Of all the kitchen appliances out there, sous vide cookers fit most seamlessly into the ever expanding smart home. Preparing food sous vide is much slower than using an oven or the stovetop, but you don’t need to stand over your food while it’s cooking—really, you don’t even need to be in the house while it’s cooking, because the likelihood of overcooking your food is so low. These days, Breville and Anova the two biggest players left in the home sous vide appliance world, both focus on smart versions of their cookers.
Now there’s a new entry in the sous vide game. San-Jose-based Typhur is a tech-focused kitchen brand that was founded in 2019, but flew under the radar until it showed up at CES, an annual tech and electronics trade show, in 2023. There’s an unmistakable Silicon Valley vibe to each of the company’s initial offerings: a giant air fryer called the Dome, a pair of very accurate thermometers, and certainly its massive, smart sous vide station. Typhur markets the sous vide station as a one-stop shop for sous vide cooking, integrating a circulator, water container, specialized bags, and a vacuum sealer in one package. I spent several months testing it—here’s what I found.

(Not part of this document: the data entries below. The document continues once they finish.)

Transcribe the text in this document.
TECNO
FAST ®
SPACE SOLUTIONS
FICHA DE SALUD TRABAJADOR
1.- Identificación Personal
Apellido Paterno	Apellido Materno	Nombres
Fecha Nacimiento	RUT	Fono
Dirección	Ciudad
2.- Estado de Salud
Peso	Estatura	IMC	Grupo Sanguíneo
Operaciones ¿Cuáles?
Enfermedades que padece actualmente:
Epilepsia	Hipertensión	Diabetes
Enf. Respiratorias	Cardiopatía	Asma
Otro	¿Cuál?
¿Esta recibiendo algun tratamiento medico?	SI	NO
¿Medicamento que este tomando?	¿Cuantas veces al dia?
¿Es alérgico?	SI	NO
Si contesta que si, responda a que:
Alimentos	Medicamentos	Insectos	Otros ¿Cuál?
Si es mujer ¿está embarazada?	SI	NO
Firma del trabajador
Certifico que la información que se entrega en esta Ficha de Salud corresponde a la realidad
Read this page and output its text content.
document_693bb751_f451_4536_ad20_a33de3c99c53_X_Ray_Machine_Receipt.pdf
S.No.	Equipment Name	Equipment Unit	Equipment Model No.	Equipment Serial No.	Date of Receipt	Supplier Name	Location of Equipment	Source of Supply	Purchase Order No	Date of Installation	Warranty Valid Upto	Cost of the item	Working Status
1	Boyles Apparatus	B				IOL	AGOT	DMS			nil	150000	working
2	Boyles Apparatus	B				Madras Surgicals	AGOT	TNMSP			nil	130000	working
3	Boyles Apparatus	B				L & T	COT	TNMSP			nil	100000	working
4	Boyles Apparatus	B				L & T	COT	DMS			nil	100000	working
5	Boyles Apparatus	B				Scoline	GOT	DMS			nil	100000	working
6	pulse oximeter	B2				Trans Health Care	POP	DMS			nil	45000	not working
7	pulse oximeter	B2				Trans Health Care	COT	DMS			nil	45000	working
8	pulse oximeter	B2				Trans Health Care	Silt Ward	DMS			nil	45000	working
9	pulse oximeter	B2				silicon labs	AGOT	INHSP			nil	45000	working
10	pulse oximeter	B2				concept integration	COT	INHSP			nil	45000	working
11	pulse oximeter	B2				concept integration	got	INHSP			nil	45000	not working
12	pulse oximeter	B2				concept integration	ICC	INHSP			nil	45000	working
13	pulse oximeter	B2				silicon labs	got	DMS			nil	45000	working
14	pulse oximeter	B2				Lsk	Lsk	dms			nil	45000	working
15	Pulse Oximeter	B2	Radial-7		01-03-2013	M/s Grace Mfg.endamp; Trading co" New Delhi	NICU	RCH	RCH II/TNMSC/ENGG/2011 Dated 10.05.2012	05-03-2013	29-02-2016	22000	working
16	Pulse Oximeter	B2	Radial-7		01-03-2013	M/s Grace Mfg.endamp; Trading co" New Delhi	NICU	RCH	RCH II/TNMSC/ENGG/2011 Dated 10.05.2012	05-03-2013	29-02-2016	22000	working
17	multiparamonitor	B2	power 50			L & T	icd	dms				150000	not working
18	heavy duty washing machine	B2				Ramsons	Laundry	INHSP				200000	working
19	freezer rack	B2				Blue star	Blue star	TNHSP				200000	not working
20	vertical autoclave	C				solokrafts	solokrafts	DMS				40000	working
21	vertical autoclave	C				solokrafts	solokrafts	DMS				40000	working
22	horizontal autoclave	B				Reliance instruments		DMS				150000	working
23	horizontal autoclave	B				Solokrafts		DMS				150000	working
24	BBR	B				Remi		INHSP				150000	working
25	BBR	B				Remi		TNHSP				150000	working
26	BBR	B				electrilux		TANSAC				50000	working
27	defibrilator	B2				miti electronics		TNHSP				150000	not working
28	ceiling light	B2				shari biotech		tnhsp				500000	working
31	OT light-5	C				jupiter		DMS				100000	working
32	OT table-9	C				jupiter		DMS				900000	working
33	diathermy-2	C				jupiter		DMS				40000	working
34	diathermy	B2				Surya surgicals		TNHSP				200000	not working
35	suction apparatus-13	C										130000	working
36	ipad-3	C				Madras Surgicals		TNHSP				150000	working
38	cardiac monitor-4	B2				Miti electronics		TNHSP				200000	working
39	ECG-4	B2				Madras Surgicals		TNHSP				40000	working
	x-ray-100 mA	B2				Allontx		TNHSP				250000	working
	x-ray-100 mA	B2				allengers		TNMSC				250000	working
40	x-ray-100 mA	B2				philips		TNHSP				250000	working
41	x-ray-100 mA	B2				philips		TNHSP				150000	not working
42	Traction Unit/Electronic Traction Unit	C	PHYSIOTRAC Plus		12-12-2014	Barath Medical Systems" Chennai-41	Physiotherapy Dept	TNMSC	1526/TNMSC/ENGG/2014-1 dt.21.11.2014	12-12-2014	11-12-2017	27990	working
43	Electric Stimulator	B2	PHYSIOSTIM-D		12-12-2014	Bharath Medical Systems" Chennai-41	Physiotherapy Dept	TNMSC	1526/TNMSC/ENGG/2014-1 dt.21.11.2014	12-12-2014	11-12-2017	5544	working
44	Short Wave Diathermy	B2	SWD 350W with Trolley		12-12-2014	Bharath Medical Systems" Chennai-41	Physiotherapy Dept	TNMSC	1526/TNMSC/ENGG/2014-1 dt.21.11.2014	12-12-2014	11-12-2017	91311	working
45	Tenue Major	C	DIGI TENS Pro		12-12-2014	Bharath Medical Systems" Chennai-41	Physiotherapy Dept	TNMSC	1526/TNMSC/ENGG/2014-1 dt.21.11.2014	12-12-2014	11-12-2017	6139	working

How the Typhur Sous Vide Station works
Typhur’s sous vide station has two large components: a 12-liter, double-walled water container and a water circulator/temperature controller designed to snap into a column on the back. Like smaller sous vide circulators, the Typhur cooks by keeping water at the desired cooking temperature and moving it around food that’s vacuum sealed. You can use whatever sous vide bags you like, but the sous vide station does come with its own zip top bags and a handheld vacuum, which attaches to the side of the circulator with a magnet.
The controller has a small touchscreen tablet built into the top. The interface is quite intuitive, and gives you the option to set a specific temperature and time or use one of the dozens of preset recipes. In addition to the tablet, Typhur has an app that uses the same interface as the controller itself, making it a seamless experience to switch from using one to the other.
What’s good about the Typhur Sous Vide Station
First, the sous vide station does exactly what a sous vide cooker should: It circulates water and holds it at temperature very accurately. I checked in half a dozen times over the course of a 24-hour cook and the temperature was never off by more than half a degree.
The water container comes with several useful, well-thought out design features. Its tight-fitting lid helps in two important ways: It allows water to heat much faster than it would in an open pot and it also prevents evaporation. 12 liters of water went from 58℉ to 147℉ (the temperature I use to cook eggs) in 26 minutes, compared with 39 minutes with the Joule Turbo, the stick-style immersion circulator I tested alongside the Typhur. (If you’re not testing the machine’s speed, you can use hot tap water to get cooking even faster.) I’ve done overnight sous vide cooking before in open top containers, and evaporation has always been a problem. When I cooked ribs for 24 hours in the Typhur, I never had to add any additional water. The double-walled construction is also a plus; it protects your countertop from the extended exposure to heat. Without that extra insulation, counters and cutting boards used under sous vide setups can discolor and even crack.